Revitalising practice-based commissioning is the only dish on the menu

Primary care czar
Dr David Colin-Thome’s reported remark that practice-based commissioning is a
corpse not for resuscitation
is the quote that will not die.

It was the talk
of day one of the National Association of Primary Care’s (NAPC) annual conference in
Birmingham on Tuesday.

The big news of
course is that the NAPC has a plan for foundation practices to hold real
budgets in community health collaboratives. So far so Conservative policy.

But hang on a
minute, isn’t that Labour’s health minister Mike O’Brien offering to purse his lips
and use the same resus technique?

Mr O’Brien may
have given a far more political speech than he did to the RCGP conference
earlier this month
but he tried to pull off the trick of exploiting the
differences between Labour and Conservative health policies in one breath, and
then backing the Tory idea of practices holding real budgets in the other.
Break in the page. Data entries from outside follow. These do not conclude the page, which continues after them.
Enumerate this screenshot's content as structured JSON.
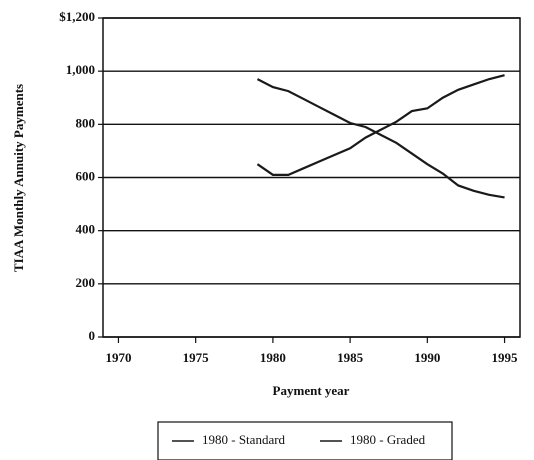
{
  "chart_data": {
    "type": "line",
    "x_label": "Payment year",
    "y_label": "TIAA Monthly Annuity Payments",
    "x": [
      1979,
      1980,
      1981,
      1982,
      1983,
      1984,
      1985,
      1986,
      1987,
      1988,
      1989,
      1990,
      1991,
      1992,
      1993,
      1994,
      1995
    ],
    "series": [
      {
        "name": "1980 - Standard",
        "color": "#1a1a1a",
        "values": [
          970,
          940,
          925,
          895,
          865,
          835,
          805,
          790,
          760,
          730,
          690,
          650,
          615,
          570,
          550,
          535,
          525
        ]
      },
      {
        "name": "1980 - Graded",
        "color": "#1a1a1a",
        "values": [
          650,
          610,
          610,
          635,
          660,
          685,
          710,
          750,
          780,
          810,
          850,
          860,
          900,
          930,
          950,
          970,
          985
        ]
      }
    ],
    "xlim": [
      1969,
      1996
    ],
    "xticks": [
      1970,
      1975,
      1980,
      1985,
      1990,
      1995
    ],
    "ylim": [
      0,
      1200
    ],
    "yticks": [
      0,
      200,
      400,
      600,
      800,
      {
        "value": 1000,
        "label": "1,000"
      },
      {
        "value": 1200,
        "label": "$1,200"
      }
    ],
    "grid": true,
    "legend": "bottom"
  }
}
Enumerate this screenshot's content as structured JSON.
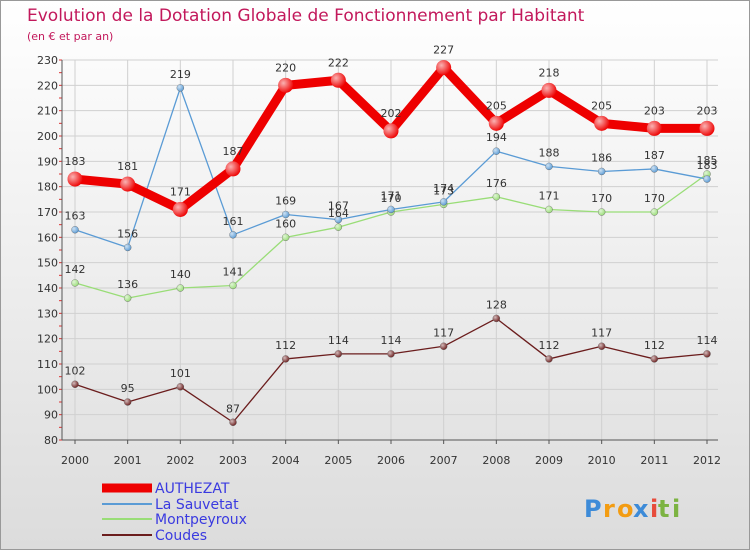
{
  "chart_data": {
    "type": "line",
    "title": "Evolution de la Dotation Globale de Fonctionnement par Habitant",
    "subtitle": "(en € et par an)",
    "x": [
      "2000",
      "2001",
      "2002",
      "2003",
      "2004",
      "2005",
      "2006",
      "2007",
      "2008",
      "2009",
      "2010",
      "2011",
      "2012"
    ],
    "ylim": [
      80,
      230
    ],
    "yticks": [
      80,
      90,
      100,
      110,
      120,
      130,
      140,
      150,
      160,
      170,
      180,
      190,
      200,
      210,
      220,
      230
    ],
    "grid": true,
    "legend_position": "bottom-left",
    "series": [
      {
        "name": "AUTHEZAT",
        "color": "#ee0000",
        "values": [
          183,
          181,
          171,
          187,
          220,
          222,
          202,
          227,
          205,
          218,
          205,
          203,
          203
        ]
      },
      {
        "name": "La Sauvetat",
        "color": "#5a9bd5",
        "values": [
          163,
          156,
          219,
          161,
          169,
          167,
          171,
          174,
          194,
          188,
          186,
          187,
          183
        ]
      },
      {
        "name": "Montpeyroux",
        "color": "#99dd77",
        "values": [
          142,
          136,
          140,
          141,
          160,
          164,
          170,
          173,
          176,
          171,
          170,
          170,
          185
        ]
      },
      {
        "name": "Coudes",
        "color": "#6b1d1d",
        "values": [
          102,
          95,
          101,
          87,
          112,
          114,
          114,
          117,
          128,
          112,
          117,
          112,
          114
        ]
      }
    ]
  },
  "brand": {
    "p": "P",
    "r": "r",
    "o": "o",
    "x": "x",
    "i": "i",
    "t": "t",
    "i2": "i"
  }
}
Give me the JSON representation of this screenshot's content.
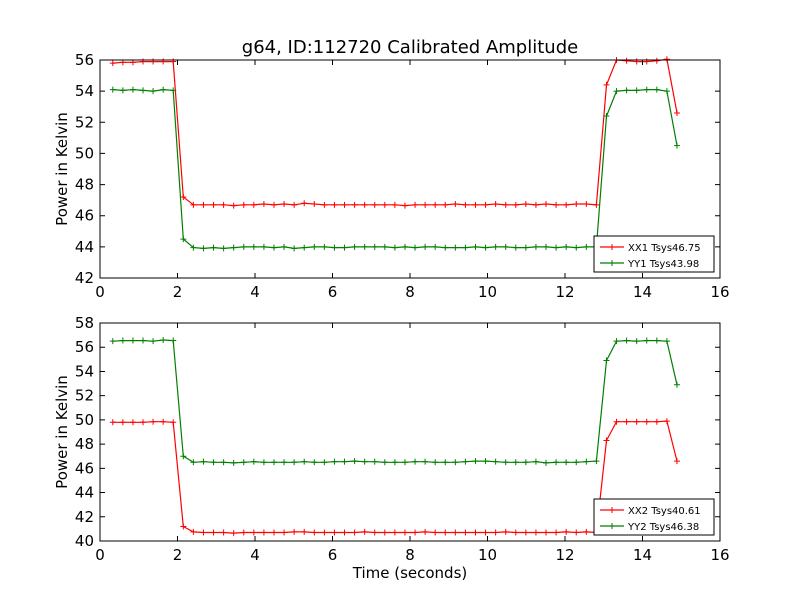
{
  "chart_data": [
    {
      "type": "line",
      "title": "g64, ID:112720 Calibrated Amplitude",
      "xlabel": "",
      "ylabel": "Power in Kelvin",
      "xlim": [
        0,
        16
      ],
      "ylim": [
        42,
        56
      ],
      "xticks": [
        0,
        2,
        4,
        6,
        8,
        10,
        12,
        14,
        16
      ],
      "yticks": [
        42,
        44,
        46,
        48,
        50,
        52,
        54,
        56
      ],
      "grid": false,
      "legend_position": "lower-right",
      "x": [
        0.33,
        0.59,
        0.85,
        1.11,
        1.37,
        1.63,
        1.89,
        2.15,
        2.41,
        2.67,
        2.93,
        3.19,
        3.45,
        3.71,
        3.97,
        4.23,
        4.49,
        4.75,
        5.01,
        5.27,
        5.53,
        5.79,
        6.05,
        6.31,
        6.57,
        6.83,
        7.09,
        7.35,
        7.61,
        7.87,
        8.13,
        8.39,
        8.65,
        8.91,
        9.17,
        9.43,
        9.69,
        9.95,
        10.21,
        10.47,
        10.73,
        10.99,
        11.25,
        11.51,
        11.77,
        12.03,
        12.29,
        12.55,
        12.81,
        13.07,
        13.33,
        13.59,
        13.85,
        14.11,
        14.37,
        14.63,
        14.89
      ],
      "series": [
        {
          "name": "XX1 Tsys46.75",
          "color": "#ff0000",
          "values": [
            55.8,
            55.85,
            55.85,
            55.9,
            55.9,
            55.9,
            55.9,
            47.2,
            46.7,
            46.7,
            46.7,
            46.7,
            46.65,
            46.7,
            46.7,
            46.75,
            46.7,
            46.75,
            46.7,
            46.8,
            46.75,
            46.7,
            46.7,
            46.7,
            46.7,
            46.7,
            46.7,
            46.7,
            46.7,
            46.65,
            46.7,
            46.7,
            46.7,
            46.7,
            46.75,
            46.7,
            46.7,
            46.7,
            46.75,
            46.7,
            46.7,
            46.75,
            46.7,
            46.75,
            46.7,
            46.7,
            46.75,
            46.75,
            46.7,
            54.4,
            56.0,
            55.95,
            55.9,
            55.9,
            55.95,
            56.05,
            52.6
          ]
        },
        {
          "name": "YY1 Tsys43.98",
          "color": "#008000",
          "values": [
            54.1,
            54.05,
            54.1,
            54.05,
            54.0,
            54.1,
            54.05,
            44.5,
            43.95,
            43.9,
            43.95,
            43.9,
            43.95,
            44.0,
            44.0,
            44.0,
            43.95,
            44.0,
            43.9,
            43.95,
            44.0,
            44.0,
            43.95,
            43.95,
            44.0,
            44.0,
            44.0,
            44.0,
            43.95,
            44.0,
            43.95,
            44.0,
            44.0,
            43.95,
            43.95,
            43.95,
            44.0,
            43.95,
            44.0,
            44.0,
            43.95,
            43.95,
            44.0,
            44.0,
            43.95,
            44.0,
            43.95,
            44.0,
            44.0,
            52.4,
            54.0,
            54.05,
            54.05,
            54.1,
            54.1,
            54.0,
            50.5
          ]
        }
      ]
    },
    {
      "type": "line",
      "title": "",
      "xlabel": "Time (seconds)",
      "ylabel": "Power in Kelvin",
      "xlim": [
        0,
        16
      ],
      "ylim": [
        40,
        58
      ],
      "xticks": [
        0,
        2,
        4,
        6,
        8,
        10,
        12,
        14,
        16
      ],
      "yticks": [
        40,
        42,
        44,
        46,
        48,
        50,
        52,
        54,
        56,
        58
      ],
      "grid": false,
      "legend_position": "lower-right",
      "x": [
        0.33,
        0.59,
        0.85,
        1.11,
        1.37,
        1.63,
        1.89,
        2.15,
        2.41,
        2.67,
        2.93,
        3.19,
        3.45,
        3.71,
        3.97,
        4.23,
        4.49,
        4.75,
        5.01,
        5.27,
        5.53,
        5.79,
        6.05,
        6.31,
        6.57,
        6.83,
        7.09,
        7.35,
        7.61,
        7.87,
        8.13,
        8.39,
        8.65,
        8.91,
        9.17,
        9.43,
        9.69,
        9.95,
        10.21,
        10.47,
        10.73,
        10.99,
        11.25,
        11.51,
        11.77,
        12.03,
        12.29,
        12.55,
        12.81,
        13.07,
        13.33,
        13.59,
        13.85,
        14.11,
        14.37,
        14.63,
        14.89
      ],
      "series": [
        {
          "name": "XX2 Tsys40.61",
          "color": "#ff0000",
          "values": [
            49.8,
            49.8,
            49.8,
            49.8,
            49.85,
            49.85,
            49.8,
            41.2,
            40.75,
            40.7,
            40.7,
            40.7,
            40.65,
            40.7,
            40.7,
            40.7,
            40.7,
            40.7,
            40.75,
            40.75,
            40.7,
            40.7,
            40.7,
            40.7,
            40.7,
            40.75,
            40.7,
            40.7,
            40.7,
            40.7,
            40.7,
            40.75,
            40.7,
            40.7,
            40.7,
            40.7,
            40.7,
            40.7,
            40.7,
            40.75,
            40.7,
            40.7,
            40.7,
            40.7,
            40.7,
            40.75,
            40.7,
            40.75,
            40.7,
            48.3,
            49.85,
            49.85,
            49.85,
            49.85,
            49.85,
            49.9,
            46.6
          ]
        },
        {
          "name": "YY2 Tsys46.38",
          "color": "#008000",
          "values": [
            56.5,
            56.55,
            56.55,
            56.55,
            56.5,
            56.6,
            56.55,
            47.0,
            46.5,
            46.55,
            46.5,
            46.5,
            46.45,
            46.5,
            46.55,
            46.5,
            46.5,
            46.5,
            46.5,
            46.55,
            46.5,
            46.5,
            46.55,
            46.55,
            46.6,
            46.55,
            46.55,
            46.5,
            46.5,
            46.5,
            46.55,
            46.55,
            46.5,
            46.5,
            46.5,
            46.55,
            46.6,
            46.6,
            46.55,
            46.5,
            46.5,
            46.5,
            46.55,
            46.45,
            46.5,
            46.5,
            46.5,
            46.55,
            46.6,
            54.9,
            56.5,
            56.55,
            56.5,
            56.55,
            56.55,
            56.5,
            52.9
          ]
        }
      ]
    }
  ]
}
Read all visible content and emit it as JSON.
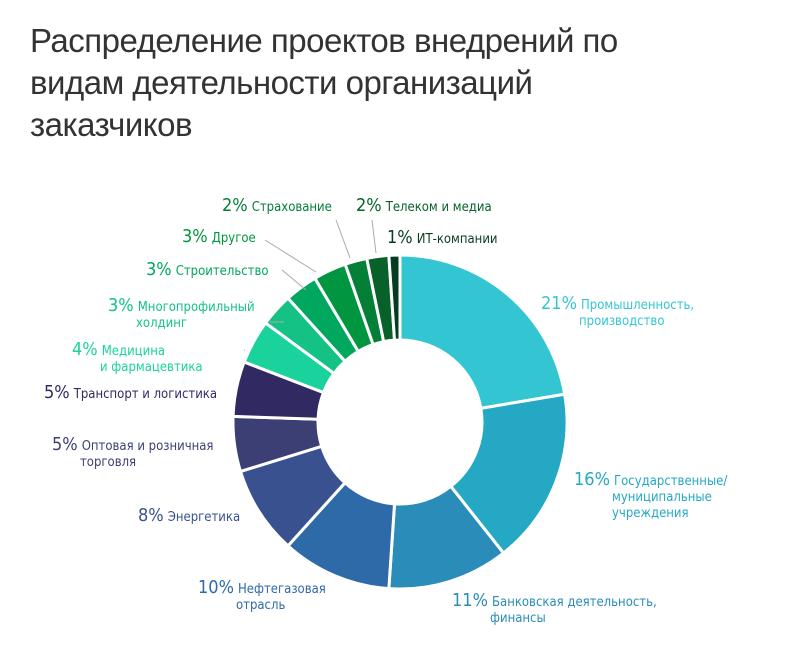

But
it’s alright because cuddly Mike won’t force you to do it if you don’t want to,
unlike that nasty Andy Lansley.

My favourite
quote of the day was from the GP explaining that the sandwiches served in
practice-based commissioning meetings were ‘the most expensive in the country’
because so little had been achieved as a result of the meetings over the years at
which they had been served.

What I’ve learned
from my first day here is that the recession/election combo means that there is
a hunger for action. Revitalising practice-based commissioning to allow
practices to hold real budgets is the only dish on the menu.